Life-long pals were leaving for greener pastures in trendy cities like Vancouver and London - moving abroad in the hopes of landing the dream job.
As they board their flights this week, I doubt the Budget even entered their minds.
The men in varying shades of grey suits and purple ties made it clear long ago that graduates and young people are not their priority.
Graduate jobs or placements are thin on the ground, with most young people in their twenties struggling to find work in their chosen fields or resigning themselves to JobBridge internships for the grand sum of €50 extra per week over their paltry €100 jobseeker's allowance.
I was one of the lucky ones who managed to land a good job after spending five years at university. However, it's tough to see my friends leave their home as their country fails to offer them any opportunities.
My best friend left for London on Sunday. She is smart and talented with a very good degree and hopes to be a theatre director.
She has spent the last few years putting on various plays and productions in Cork, while working at a call centre to pay the bills.
She couldn't even get a job in a theatre box office here.
Yet when she applied to various positions in London - where most of our friends now live - she landed a job within a week and she was on the first plane out of here.
Many others who do have jobs here have also decided to leave because there's no security in Ireland.
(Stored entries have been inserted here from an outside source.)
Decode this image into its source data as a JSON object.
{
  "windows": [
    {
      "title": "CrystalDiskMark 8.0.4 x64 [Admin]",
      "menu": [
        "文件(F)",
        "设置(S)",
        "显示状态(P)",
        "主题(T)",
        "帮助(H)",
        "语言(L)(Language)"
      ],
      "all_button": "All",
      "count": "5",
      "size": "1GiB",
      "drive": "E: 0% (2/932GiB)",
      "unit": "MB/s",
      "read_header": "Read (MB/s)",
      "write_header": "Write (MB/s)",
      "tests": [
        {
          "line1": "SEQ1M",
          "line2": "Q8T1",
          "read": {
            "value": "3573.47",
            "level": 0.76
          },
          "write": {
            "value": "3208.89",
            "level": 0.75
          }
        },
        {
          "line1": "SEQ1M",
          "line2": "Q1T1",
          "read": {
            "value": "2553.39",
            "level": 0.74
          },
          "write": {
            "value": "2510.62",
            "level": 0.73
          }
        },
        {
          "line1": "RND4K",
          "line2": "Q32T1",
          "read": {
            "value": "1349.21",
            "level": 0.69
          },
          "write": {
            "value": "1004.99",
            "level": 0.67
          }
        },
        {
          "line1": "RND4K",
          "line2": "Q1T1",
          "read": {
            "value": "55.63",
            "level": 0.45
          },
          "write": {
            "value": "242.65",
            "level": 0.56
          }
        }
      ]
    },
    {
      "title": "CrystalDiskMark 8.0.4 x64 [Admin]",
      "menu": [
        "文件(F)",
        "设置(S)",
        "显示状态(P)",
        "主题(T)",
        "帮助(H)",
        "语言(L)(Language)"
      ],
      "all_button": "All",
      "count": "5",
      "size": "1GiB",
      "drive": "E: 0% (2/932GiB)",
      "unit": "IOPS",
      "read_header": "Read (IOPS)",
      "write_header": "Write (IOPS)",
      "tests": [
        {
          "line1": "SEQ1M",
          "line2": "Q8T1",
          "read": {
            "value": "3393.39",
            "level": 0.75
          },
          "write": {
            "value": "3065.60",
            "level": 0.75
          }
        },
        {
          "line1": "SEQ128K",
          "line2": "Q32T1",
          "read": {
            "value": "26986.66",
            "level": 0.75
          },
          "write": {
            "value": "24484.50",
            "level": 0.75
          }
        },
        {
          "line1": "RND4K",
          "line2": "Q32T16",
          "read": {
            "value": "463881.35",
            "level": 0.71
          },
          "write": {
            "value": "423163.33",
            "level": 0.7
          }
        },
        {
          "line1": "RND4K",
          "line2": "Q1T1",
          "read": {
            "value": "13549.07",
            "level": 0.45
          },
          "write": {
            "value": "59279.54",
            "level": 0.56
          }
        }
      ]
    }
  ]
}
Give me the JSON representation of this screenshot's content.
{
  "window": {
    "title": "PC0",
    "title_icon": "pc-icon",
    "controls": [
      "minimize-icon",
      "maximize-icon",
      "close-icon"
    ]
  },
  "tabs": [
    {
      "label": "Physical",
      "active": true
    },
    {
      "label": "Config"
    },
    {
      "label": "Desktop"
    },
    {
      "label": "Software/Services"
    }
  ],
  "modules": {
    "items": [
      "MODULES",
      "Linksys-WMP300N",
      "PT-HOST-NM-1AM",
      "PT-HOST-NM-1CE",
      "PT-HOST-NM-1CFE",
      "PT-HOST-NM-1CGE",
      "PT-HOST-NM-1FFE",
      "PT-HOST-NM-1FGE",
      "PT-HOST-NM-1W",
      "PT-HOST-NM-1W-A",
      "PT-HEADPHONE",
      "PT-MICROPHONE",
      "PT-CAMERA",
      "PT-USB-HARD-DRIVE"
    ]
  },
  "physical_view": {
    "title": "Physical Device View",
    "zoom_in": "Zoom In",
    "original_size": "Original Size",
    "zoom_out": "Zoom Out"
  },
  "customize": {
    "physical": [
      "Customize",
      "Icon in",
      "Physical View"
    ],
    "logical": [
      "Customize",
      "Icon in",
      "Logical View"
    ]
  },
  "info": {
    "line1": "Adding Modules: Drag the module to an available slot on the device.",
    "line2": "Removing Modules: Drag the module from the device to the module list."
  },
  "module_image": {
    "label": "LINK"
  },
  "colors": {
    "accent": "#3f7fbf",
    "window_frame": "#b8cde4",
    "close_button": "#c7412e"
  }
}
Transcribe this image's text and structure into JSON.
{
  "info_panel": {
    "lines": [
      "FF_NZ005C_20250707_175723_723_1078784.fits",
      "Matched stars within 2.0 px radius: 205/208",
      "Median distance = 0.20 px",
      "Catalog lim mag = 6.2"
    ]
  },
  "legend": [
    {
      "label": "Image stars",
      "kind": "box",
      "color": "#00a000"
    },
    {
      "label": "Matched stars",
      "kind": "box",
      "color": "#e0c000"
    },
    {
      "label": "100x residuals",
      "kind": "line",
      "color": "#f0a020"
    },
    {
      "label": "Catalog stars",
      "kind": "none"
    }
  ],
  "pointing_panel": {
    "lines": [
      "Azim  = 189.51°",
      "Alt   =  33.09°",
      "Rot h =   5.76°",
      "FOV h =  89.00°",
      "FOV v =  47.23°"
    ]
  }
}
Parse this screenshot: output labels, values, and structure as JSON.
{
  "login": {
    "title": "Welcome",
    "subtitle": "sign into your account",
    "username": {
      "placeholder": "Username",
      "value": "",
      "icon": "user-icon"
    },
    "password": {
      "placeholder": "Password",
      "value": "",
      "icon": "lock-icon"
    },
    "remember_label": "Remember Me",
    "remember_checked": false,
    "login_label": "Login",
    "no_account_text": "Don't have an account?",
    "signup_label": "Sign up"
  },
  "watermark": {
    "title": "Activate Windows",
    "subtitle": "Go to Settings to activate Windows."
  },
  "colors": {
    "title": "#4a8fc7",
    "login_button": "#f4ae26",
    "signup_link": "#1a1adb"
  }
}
Rolling contracts are the norm, rents are expensive - actually, everything is expensive - and the chances of owning a property any time soon are slim.
And for those who manage to get jobs and decide to stay, we earn just enough to live.
We can't afford pension schemes, rent hikes are a common gripe, bills are getting more expensive by the day and saving seems like a luxury.
The USC cut announced yesterday will give me an extra €174 a year, which will barely cover the cost of the newly introduced water charges.
While the DIRT refund is something, if I wanted to buy a house I'll be saving for years to come up with a 20pc deposit.
Noonan says that unemployment will be reduced to under 10pc next year but those numbers are already skewed with thousands emigrating and others on government internship schemes.
I don't believe what little growth is happening will introduce enough opportunities or incentives to entice my friends back.
And for my mates who live outside Dublin, jobs are non-existent and they're all just waiting for the chance to leave.
The jobs that are available are mostly based in the capital, while towns across the country slowly crumble.
The only thing I can be thankful for is that they old reliable, alcohol, wasn't hit.
At least I'll know the price of a gin and tonic won't have changed by the weekend.